Excepté ces deux problèmes, avance-t-il avec un sourire, la cohabitation entre les populations hôtes et les réfugiés maliens se passe bien. « Il existe un grand respect entre les deux communautés qui ont en commun la culture, la langue, la religion entre autres », soutient-il.
Des infrastructures pour plus de 300 000 personnes
Après une vérification, le gouvernement burkinabè, à travers la CONAREF et le UNHCR, ont finalisé l’opération d’enregistrement des réfugiés et demandeurs d’asile maliens dans la région du Sahel à la date du 30 novembre 2022. Cette opération a permis de dénombrer 26 131 réfugiés maliens dans la région du Sahel dont 15 459 répartis dans 2 967 ménages à Dori. Hormis ces données, le PDS de Dori, Abrahamané Mandé, se basant sur les résultats du Recensement général de la population et de l’habitat (RGPH) de 2019, a révélé que sa commune compte 180 512 habitants.
Outre les réfugiés maliens et les populations autochtones, la commune avec ses 78 villages
et huit secteurs, abrite également plus de 147 414 PDI à la date du 31 mars 2023, selon les statistiques du Secrétariat permanent du conseil national de secours d’urgence et de réhabilitation (SP/CONASUR). Quand bien même, il existe par moment des conflits qui sont généralement maitrisés, les communautés partagent les mêmes ressources naturelles, les mêmes services sanitaires et éducatifs.
C’est en ce sens que M. Mandé a assuré qu’avec le soutien des différents partenaires techniques et financiers, la commune de Dori travaille à rapprocher les infrastructures éducatives, sanitaires et hydrauliques des populations, qu’elles soient hôtes ou déplacées ou encore réfugiées. « Particulièrement pour les infrastructures hydrauliques, nous envisa-geons réaliser des points d’eau dans les secteurs 1, 3 et 5 pour que les populations hôtes ne quittent pas ces zones pour aller à la recherche de l’eau, dans les périphéries où sont installés les DPI et les réfugiés maliens », argumente le préfet de Dori.
Sur le plan éducatif, il a ajouté qu’il est prévu la réalisation des infrastructures à Wendou et à la cité des Forces vives. Pour sa part, le représentant intérimaire de l’UNHCR au Burkina Faso, Maurice Azonankpo, a estimé que les interventions de l’organisme onusien visent avant tout à accompagner l’Etat burkinabè dans la mise en œuvre des obligations internationales.

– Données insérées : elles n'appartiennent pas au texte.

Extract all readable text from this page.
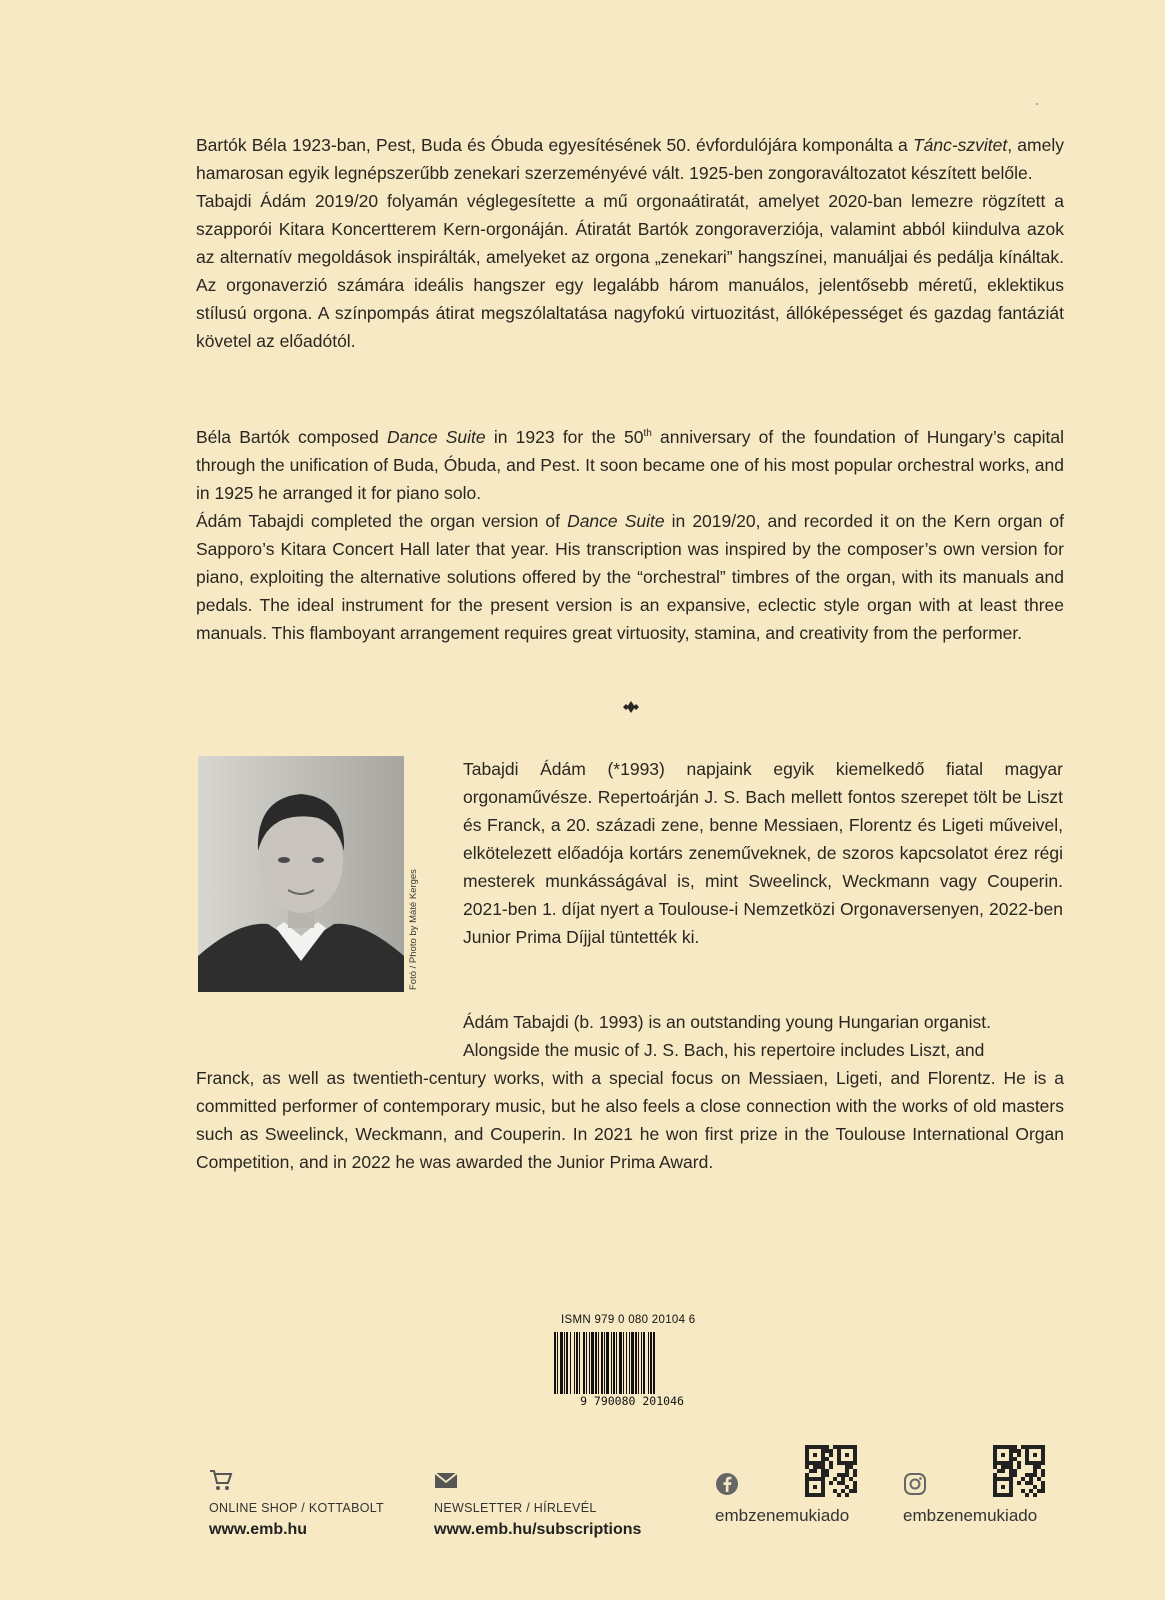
Bartók Béla 1923-ban, Pest, Buda és Óbuda egyesítésének 50. évfordulójára komponálta a Tánc-szvitet, amely hamarosan egyik legnépszerűbb zenekari szerzeményévé vált. 1925-ben zongoraváltozatot készített belőle.

Tabajdi Ádám 2019/20 folyamán véglegesítette a mű orgonaátiratát, amelyet 2020-ban lemezre rögzített a szapporói Kitara Koncertterem Kern-orgonáján. Átiratát Bartók zongoraverziója, valamint abból kiindulva azok az alternatív megoldások inspirálták, amelyeket az orgona „zenekari” hangszínei, manuáljai és pedálja kínáltak. Az orgonaverzió számára ideális hangszer egy legalább három manuálos, jelentősebb méretű, eklektikus stílusú orgona. A színpompás átirat megszólaltatása nagyfokú virtuozitást, állóképességet és gazdag fantáziát követel az előadótól.

Béla Bartók composed Dance Suite in 1923 for the 50th anniversary of the foundation of Hungary’s capital through the unification of Buda, Óbuda, and Pest. It soon became one of his most popular orchestral works, and in 1925 he arranged it for piano solo.

Ádám Tabajdi completed the organ version of Dance Suite in 2019/20, and recorded it on the Kern organ of Sapporo’s Kitara Concert Hall later that year. His transcription was inspired by the composer’s own version for piano, exploiting the alternative solutions offered by the “orchestral” timbres of the organ, with its manuals and pedals. The ideal instrument for the present version is an expansive, eclectic style organ with at least three manuals. This flamboyant arrangement requires great virtuosity, stamina, and creativity from the performer.

Fotó / Photo by Máté Kerges

Tabajdi Ádám (*1993) napjaink egyik kiemelkedő fiatal magyar orgonaművésze. Repertoárján J. S. Bach mellett fontos szerepet tölt be Liszt és Franck, a 20. századi zene, benne Messiaen, Florentz és Ligeti műveivel, elkötelezett előadója kortárs zeneműveknek, de szoros kapcsolatot érez régi mesterek munkásságával is, mint Sweelinck, Weckmann vagy Couperin. 2021-ben 1. díjat nyert a Toulouse-i Nemzetközi Orgonaversenyen, 2022-ben Junior Prima Díjjal tüntették ki.

Ádám Tabajdi (b. 1993) is an outstanding young Hungarian organist.
Alongside the music of J. S. Bach, his repertoire includes Liszt, and
Franck, as well as twentieth-century works, with a special focus on Messiaen, Ligeti, and Florentz. He is a committed performer of contemporary music, but he also feels a close connection with the works of old masters such as Sweelinck, Weckmann, and Couperin. In 2021 he won first prize in the Toulouse International Organ Competition, and in 2022 he was awarded the Junior Prima Award.
ISMN 979 0 080 20104 6
9 790080 201046
ONLINE SHOP / KOTTABOLT
www.emb.hu
NEWSLETTER / HÍRLEVÉL
www.emb.hu/subscriptions
embzenemukiado	embzenemukiado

C’est pourquoi, il a notifié que l’Etat est le premier responsable de la protection des réfugiés maliens sur le sol burkinabè. Pour ce faire, Maurice Azonankpo a confié que l’UNHCR intervient dans les secteurs de l’éducation, de la santé et de l’accès à l’eau potable pour soutenir le Burkina Faso, à travers la réalisation d’infrastructures à Dori.
L’intégration sociale
Le brassage culturel a favorisé l’intégration sociale des réfugiés maliens dans la région du Sahel. En effet, Ben Oumar Tiemtoré a fait savoir qu’il existe des cas de mariages mixtes entre les Burkinabè et les réfugiés maliens et vice-versa. Pour le cas de Dori, a poursuivi le chef d’antenne de la CONAREF, ce sont généralement des mariages religieux célébrés à la mosquée.
C’est dans ce sens que la présidente des femmes réfugiées maliennes de Dori, Wallet Tajoudene Mariam, dit que l’intégration sociale des réfugiés maliens est une réalité parce qu’il y a des femmes réfugiées qui ont été épousées par des hommes Burkinabè. « Je suis mariée à un Burkinabè et je connais quatre autres compatriotes qui ont également trouvé leur âme sœur. Certains couples vivent à Dori et d’autres à Gorom-Gorom, chef-lieu de la province de l’Oudalan », témoigne-t-elle.
Le président des artisans réfugiés maliens de Dori, Ag Ousmane Abdoulahy, a également confié que depuis qu’il est dans la capitale du Liptako, c’est comme s’il est chez lui à Gao. « La plupart des réfugiés maliens sont intégrés dans la ville de Dori non seulement en exerçant des activités mais également à travers la culture, la langue ainsi que les us et coutumes qui sont identiques à celles des populations de Dori et partant du Sahel burkinabè », renchéri-t-il.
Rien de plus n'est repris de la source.